Gold Fields’ difficulties with South Deep continue unabated
The company has invested R32bn in the mine and has struggled to make it a sustainably profitable operation since taking ownership in 2006
Gold Fields’ struggle with its South Deep mine in SA continued in the third quarter of 2018, forcing another downward revision of the operation’s full-year target.
Gold Fields, which has mines in Australia, Ghana and Peru, has invested R32bn in South Deep and has struggled to make it a sustainably profitable operation since taking ownership in 2006.
The latest news in Gold Fields’ September quarterly production update made for grim reading as South Deep’s production target for the year was lowered to 154,600oz, basically half of what management had expected at the start of the year when it guided the market to 321,000oz.
South Deep produced 49,500oz of gold for the September quarter, little changed from the June quarter, while all-in costs, which include development capital, shot up to R804,998/kg from R755,930/kg, making the mine deeply unprofitable.

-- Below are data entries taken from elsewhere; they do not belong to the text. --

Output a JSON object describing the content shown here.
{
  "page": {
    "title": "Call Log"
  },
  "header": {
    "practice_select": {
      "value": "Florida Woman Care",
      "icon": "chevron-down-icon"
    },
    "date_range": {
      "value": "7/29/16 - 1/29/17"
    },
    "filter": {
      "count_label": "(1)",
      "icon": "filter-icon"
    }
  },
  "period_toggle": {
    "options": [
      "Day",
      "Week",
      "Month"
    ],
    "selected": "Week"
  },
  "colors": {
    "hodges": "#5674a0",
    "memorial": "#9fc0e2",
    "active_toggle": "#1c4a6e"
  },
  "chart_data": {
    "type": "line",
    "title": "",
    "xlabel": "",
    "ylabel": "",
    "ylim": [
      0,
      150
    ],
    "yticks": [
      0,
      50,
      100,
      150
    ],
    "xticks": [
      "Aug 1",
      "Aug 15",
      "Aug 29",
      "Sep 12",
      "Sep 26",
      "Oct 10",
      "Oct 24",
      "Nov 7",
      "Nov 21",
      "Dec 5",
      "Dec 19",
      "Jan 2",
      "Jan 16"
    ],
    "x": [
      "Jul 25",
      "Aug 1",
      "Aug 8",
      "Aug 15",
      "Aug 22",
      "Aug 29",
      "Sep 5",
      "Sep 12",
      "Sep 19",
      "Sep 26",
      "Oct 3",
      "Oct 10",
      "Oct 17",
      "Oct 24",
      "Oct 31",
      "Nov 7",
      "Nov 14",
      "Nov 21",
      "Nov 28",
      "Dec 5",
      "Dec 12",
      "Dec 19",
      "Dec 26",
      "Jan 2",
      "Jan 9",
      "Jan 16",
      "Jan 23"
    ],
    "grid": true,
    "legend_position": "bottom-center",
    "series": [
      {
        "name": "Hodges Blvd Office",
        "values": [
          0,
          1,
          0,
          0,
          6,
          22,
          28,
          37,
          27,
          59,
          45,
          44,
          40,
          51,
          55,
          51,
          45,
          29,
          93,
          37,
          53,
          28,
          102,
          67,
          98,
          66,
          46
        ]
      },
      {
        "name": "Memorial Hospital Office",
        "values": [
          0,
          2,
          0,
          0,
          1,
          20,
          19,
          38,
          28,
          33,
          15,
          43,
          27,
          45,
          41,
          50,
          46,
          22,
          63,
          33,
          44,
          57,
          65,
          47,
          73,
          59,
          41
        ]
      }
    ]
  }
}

The reason for the blowout in costs was because of the lower number of ounces sold, higher operating costs and increased levels of sustaining capital, Gold Fields CEO Nick Holland said.
Gold Fields is in the process of laying off 1,102 employees and 460 contractors at South Deep. The National Union of Mineworkers (NUM) has embarked on a protected strike, which the company says has been marked by violence and acts of intimidation.

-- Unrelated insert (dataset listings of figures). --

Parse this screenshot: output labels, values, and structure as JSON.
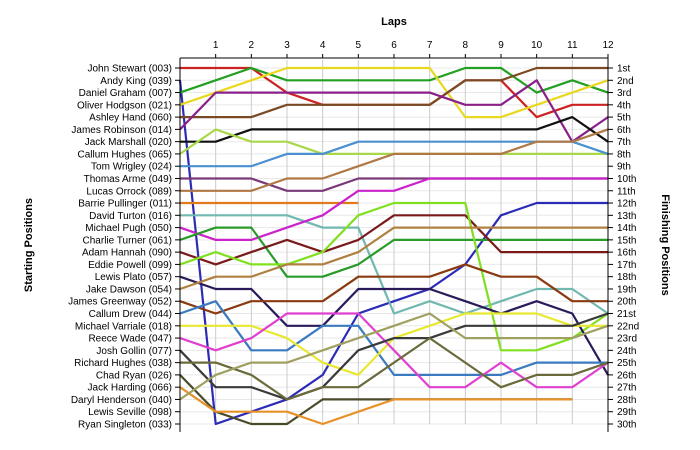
{
  "chart_data": {
    "type": "line",
    "title": "",
    "xlabel": "Laps",
    "ylabel_left": "Starting Positions",
    "ylabel_right": "Finishing Positions",
    "laps": [
      1,
      2,
      3,
      4,
      5,
      6,
      7,
      8,
      9,
      10,
      11,
      12
    ],
    "starting_grid": [
      "John Stewart (003)",
      "Andy King (039)",
      "Daniel Graham (007)",
      "Oliver Hodgson (021)",
      "Ashley Hand (060)",
      "James Robinson (014)",
      "Jack Marshall (020)",
      "Callum Hughes (065)",
      "Tom Wrigley (024)",
      "Thomas Arme (049)",
      "Lucas Orrock (089)",
      "Barrie Pullinger (011)",
      "David Turton (016)",
      "Michael Pugh (050)",
      "Charlie Turner (061)",
      "Adam Hannah (090)",
      "Eddie Powell (099)",
      "Lewis Plato (057)",
      "Jake Dawson (054)",
      "James Greenway (052)",
      "Callum Drew (044)",
      "Michael Varriale (018)",
      "Reece Wade (047)",
      "Josh Gollin (077)",
      "Richard Hughes (038)",
      "Chad Ryan (026)",
      "Jack Harding (066)",
      "Daryl Henderson (040)",
      "Lewis Seville (098)",
      "Ryan Singleton (033)"
    ],
    "finishing_labels": [
      "1st",
      "2nd",
      "3rd",
      "4th",
      "5th",
      "6th",
      "7th",
      "8th",
      "9th",
      "10th",
      "11th",
      "12th",
      "13th",
      "14th",
      "15th",
      "16th",
      "17th",
      "18th",
      "19th",
      "20th",
      "21st",
      "22nd",
      "23rd",
      "24th",
      "25th",
      "26th",
      "27th",
      "28th",
      "29th",
      "30th"
    ],
    "y_range": [
      1,
      30
    ],
    "x_range": [
      0,
      12
    ],
    "grid": true,
    "legend": "none",
    "series": [
      {
        "start": 1,
        "color": "#cc2222",
        "positions": [
          1,
          1,
          3,
          4,
          4,
          4,
          4,
          2,
          2,
          5,
          4,
          4
        ]
      },
      {
        "start": 2,
        "color": "#2b2bb5",
        "positions": [
          30,
          29,
          28,
          26,
          21,
          20,
          19,
          17,
          13,
          12,
          12,
          12
        ]
      },
      {
        "start": 3,
        "color": "#22a022",
        "positions": [
          2,
          1,
          2,
          2,
          2,
          2,
          2,
          1,
          1,
          3,
          2,
          3
        ]
      },
      {
        "start": 4,
        "color": "#e8d820",
        "positions": [
          3,
          2,
          1,
          1,
          1,
          1,
          1,
          5,
          5,
          4,
          3,
          2
        ]
      },
      {
        "start": 5,
        "color": "#7a4a25",
        "positions": [
          5,
          5,
          4,
          4,
          4,
          4,
          4,
          2,
          2,
          1,
          1,
          1
        ]
      },
      {
        "start": 6,
        "color": "#8a208a",
        "positions": [
          3,
          3,
          3,
          3,
          3,
          3,
          3,
          4,
          4,
          2,
          7,
          5
        ]
      },
      {
        "start": 7,
        "color": "#111111",
        "positions": [
          7,
          6,
          6,
          6,
          6,
          6,
          6,
          6,
          6,
          6,
          5,
          7
        ]
      },
      {
        "start": 8,
        "color": "#a8d848",
        "positions": [
          6,
          7,
          7,
          8,
          8,
          8,
          8,
          8,
          8,
          8,
          8,
          8
        ]
      },
      {
        "start": 9,
        "color": "#4a90d0",
        "positions": [
          9,
          9,
          8,
          8,
          7,
          7,
          7,
          7,
          7,
          7,
          7,
          8
        ]
      },
      {
        "start": 10,
        "color": "#7a3a7a",
        "positions": [
          10,
          10,
          11,
          11,
          10,
          10,
          10,
          10,
          10,
          10,
          10,
          10
        ]
      },
      {
        "start": 11,
        "color": "#b07845",
        "positions": [
          11,
          11,
          10,
          10,
          9,
          8,
          8,
          8,
          8,
          7,
          7,
          6
        ]
      },
      {
        "start": 12,
        "color": "#e07a1a",
        "positions": [
          12,
          12,
          12,
          12,
          12
        ]
      },
      {
        "start": 13,
        "color": "#70b8b0",
        "positions": [
          13,
          13,
          13,
          14,
          14,
          21,
          20,
          21,
          20,
          19,
          19,
          21
        ]
      },
      {
        "start": 14,
        "color": "#cc22cc",
        "positions": [
          15,
          15,
          14,
          13,
          11,
          11,
          10,
          10,
          10,
          10,
          10,
          10
        ]
      },
      {
        "start": 15,
        "color": "#2a9a2a",
        "positions": [
          14,
          14,
          18,
          18,
          17,
          15,
          15,
          15,
          15,
          15,
          15,
          15
        ]
      },
      {
        "start": 16,
        "color": "#7a1a1a",
        "positions": [
          17,
          16,
          15,
          16,
          15,
          13,
          13,
          13,
          16,
          16,
          16,
          16
        ]
      },
      {
        "start": 17,
        "color": "#80e020",
        "positions": [
          16,
          17,
          17,
          16,
          13,
          12,
          12,
          12,
          24,
          24,
          23,
          21
        ]
      },
      {
        "start": 18,
        "color": "#2a1a5a",
        "positions": [
          19,
          19,
          22,
          22,
          19,
          19,
          19,
          20,
          21,
          20,
          21,
          26
        ]
      },
      {
        "start": 19,
        "color": "#b08040",
        "positions": [
          18,
          18,
          17,
          17,
          16,
          14,
          14,
          14,
          14,
          14,
          14,
          14
        ]
      },
      {
        "start": 20,
        "color": "#8a3a10",
        "positions": [
          21,
          20,
          20,
          20,
          18,
          18,
          18,
          17,
          18,
          18,
          20,
          20
        ]
      },
      {
        "start": 21,
        "color": "#3a7ac0",
        "positions": [
          20,
          24,
          24,
          22,
          22,
          26,
          26,
          26,
          26,
          25,
          25,
          25
        ]
      },
      {
        "start": 22,
        "color": "#e8e830",
        "positions": [
          22,
          22,
          23,
          25,
          26,
          23,
          22,
          21,
          21,
          21,
          22,
          22
        ]
      },
      {
        "start": 23,
        "color": "#e040d0",
        "positions": [
          24,
          23,
          21,
          21,
          21,
          24,
          27,
          27,
          25,
          27,
          27,
          25
        ]
      },
      {
        "start": 24,
        "color": "#3a3a3a",
        "positions": [
          27,
          27,
          28,
          27,
          24,
          23,
          23,
          22,
          22,
          22,
          22,
          21
        ]
      },
      {
        "start": 25,
        "color": "#6a6a3a",
        "positions": [
          25,
          26,
          28,
          27,
          27,
          25,
          23,
          25,
          27,
          26,
          26,
          25
        ]
      },
      {
        "start": 26,
        "color": "#4a4a2a",
        "positions": [
          29,
          30,
          30,
          28,
          28,
          28,
          28,
          28,
          28,
          28,
          28
        ]
      },
      {
        "start": 27,
        "color": "#e8902a",
        "positions": [
          29,
          29,
          29,
          30,
          29,
          28,
          28,
          28,
          28,
          28,
          28
        ]
      },
      {
        "start": 28,
        "color": "#a0a060",
        "positions": [
          26,
          25,
          25,
          24,
          23,
          22,
          21,
          23,
          23,
          23,
          23,
          22
        ]
      }
    ]
  }
}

South Deep is one of the core areas of focus for investors and analysts because of the enormous amount of money spent at the mine, the missed production targets, and running losses as management grappled to ramp the mine up to steady state output and achieve either breakeven or profitable status.
As a result of the downward revision of South Deep’s full-year production, which was offset by the inclusion of gold production from the new investment in Asanko Gold in Ghana since July, Gold Fields pegged its full-year output at 2-million ounces.

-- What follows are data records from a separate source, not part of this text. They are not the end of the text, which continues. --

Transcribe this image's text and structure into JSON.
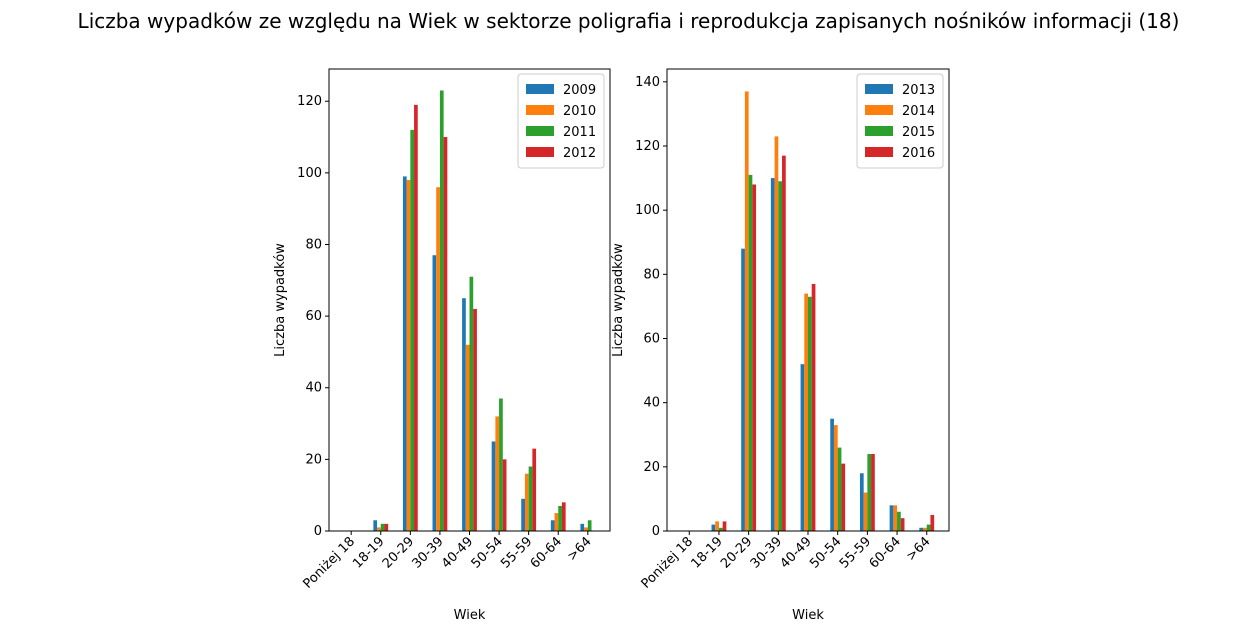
{
  "figure": {
    "title": "Liczba wypadków ze względu na Wiek w sektorze poligrafia i reprodukcja zapisanych nośników informacji  (18)"
  },
  "colors": {
    "series": [
      "#1f77b4",
      "#ff7f0e",
      "#2ca02c",
      "#d62728"
    ]
  },
  "chart_data": [
    {
      "type": "bar",
      "xlabel": "Wiek",
      "ylabel": "Liczba wypadków",
      "ylim": [
        0,
        129
      ],
      "yticks": [
        0,
        20,
        40,
        60,
        80,
        100,
        120
      ],
      "legend_position": "top-right",
      "categories": [
        "Poniżej 18",
        "18-19",
        "20-29",
        "30-39",
        "40-49",
        "50-54",
        "55-59",
        "60-64",
        ">64"
      ],
      "series": [
        {
          "name": "2009",
          "values": [
            0,
            3,
            99,
            77,
            65,
            25,
            9,
            3,
            2
          ]
        },
        {
          "name": "2010",
          "values": [
            0,
            1,
            98,
            96,
            52,
            32,
            16,
            5,
            1
          ]
        },
        {
          "name": "2011",
          "values": [
            0,
            2,
            112,
            123,
            71,
            37,
            18,
            7,
            3
          ]
        },
        {
          "name": "2012",
          "values": [
            0,
            2,
            119,
            110,
            62,
            20,
            23,
            8,
            0
          ]
        }
      ]
    },
    {
      "type": "bar",
      "xlabel": "Wiek",
      "ylabel": "Liczba wypadków",
      "ylim": [
        0,
        144
      ],
      "yticks": [
        0,
        20,
        40,
        60,
        80,
        100,
        120,
        140
      ],
      "legend_position": "top-right",
      "categories": [
        "Poniżej 18",
        "18-19",
        "20-29",
        "30-39",
        "40-49",
        "50-54",
        "55-59",
        "60-64",
        ">64"
      ],
      "series": [
        {
          "name": "2013",
          "values": [
            0,
            2,
            88,
            110,
            52,
            35,
            18,
            8,
            1
          ]
        },
        {
          "name": "2014",
          "values": [
            0,
            3,
            137,
            123,
            74,
            33,
            12,
            8,
            1
          ]
        },
        {
          "name": "2015",
          "values": [
            0,
            1,
            111,
            109,
            73,
            26,
            24,
            6,
            2
          ]
        },
        {
          "name": "2016",
          "values": [
            0,
            3,
            108,
            117,
            77,
            21,
            24,
            4,
            5
          ]
        }
      ]
    }
  ]
}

Gold Fields had started the year advising the market to expect up to 2.1-million ounces of gold for 2018.
Elsewhere in the portfolio there was better news, with the redevelopment work at the Damang open pit mine in Ghana ahead of target, with the mine delivering 51,000oz of gold in the September quarter, putting it on track to achieve its full-year guidance of 160,000oz.
The international mines, including the 45% stake in Asanko which will deliver 45,000oz, will generate 1.85-million ounces of gold for the year, up from an earlier steer of 1.75-million ounces.